On se quitte sur le parking.
Anais rentre avec sa légendaire voiture rouge.
Elle repart vers Aix et nous rentrons à Marseille.
Je ne peux pas ramener les deux jeunes asiatiques jusqu’à leur lieu de villégiature
car j’ai répétition à la MPDS avec mes élèves du mardi soir.

Pas trop la tête à ça mais ma double vie de professeur chorégraphe a parfois ce coût là.
Je les dépose au métro la Fourragère.
Cela ce qui m’évite de traverser une partie de la ville.

De cette station, ça n’est pas compliqué vu que c’est le terminus de la ligne.
Ils n’ont qu’à aller jusqu’au Vieux-Port, et de là, ils connaissent la route pour retourner chez Soline.
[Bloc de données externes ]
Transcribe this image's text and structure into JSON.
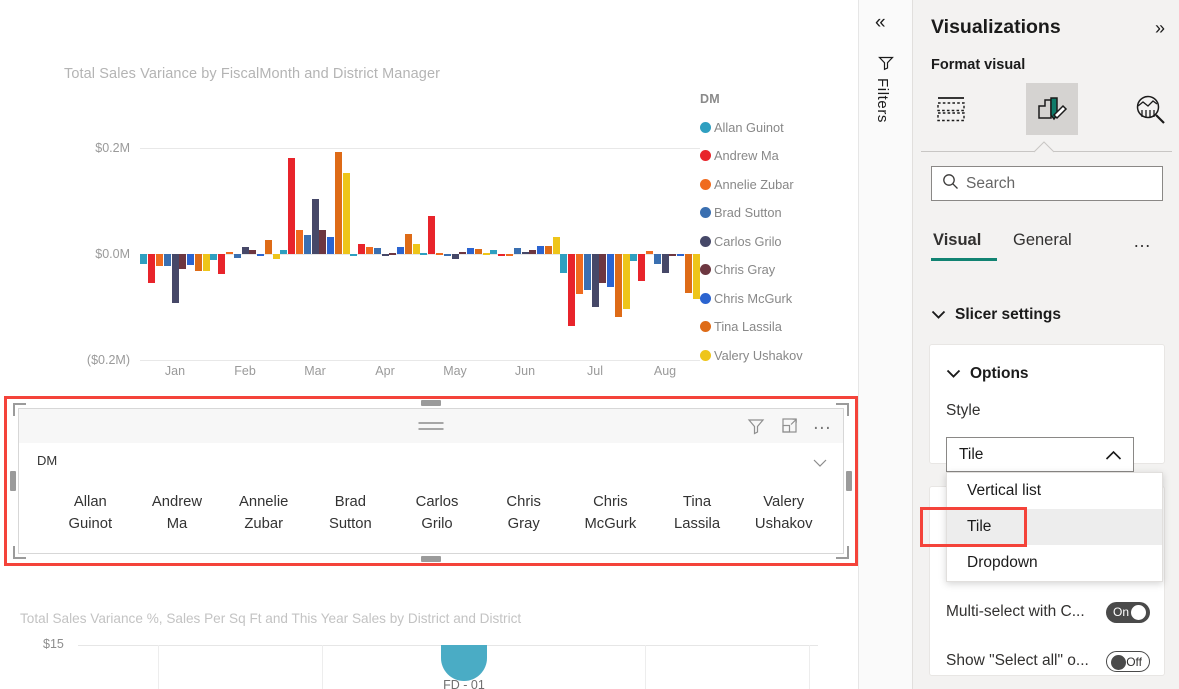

Quand je rentre après la répétition, je retrouve mon portable sur le sofa.

Appels en absence.

Cheng Wei !
Je me demande pourquoi il appelé,
surtout plusieurs fois ...

Et là, je réalise, que l’on est le premier mai.

et qu'il n’y avait pas de métro.

Il a donc tenté de me joindre pour que je revienne les chercher ...

Sans succès.

Les pauvres, ils ont dû rentrer à pied.

Je vais sur Messenger pour voir s’il est là.
Wan Chu est en ligne.

Ce qui m’étonne parce qu’elle n’avait pas voulu acheter de carte prépayée française
et que, comme je vous le disais dans l’article parlant d’hier matin,
ils n’avaient pas réussi à se servir de la connexion wifi chez Soline.
Elle m’explique qu’elle s’est offert une autre journée de « roaming »,
une connexion Internet via son fournisseur taïwanais.

Cela coutait un peu cher mais elle en avait besoin.

Un peu de mal du pays .
Je lui donne mon code Free.

Les « freenautes » le savent,
avec un code magique, quand on est chez ce fournisseur d’accès,
on peut se connecter au réseau Freewifi s’il apparaît dans la liste des connexions possibles,
et ce n’importe où en France.

Elle essaie.

Ça marche !
Elle va pouvoir faire des économies.
Je lui demande où est notre ami :
« in the living room, socializing »
Cheng Wei a donc sorti la casquette relation publiques et discute avec des amis de Soline.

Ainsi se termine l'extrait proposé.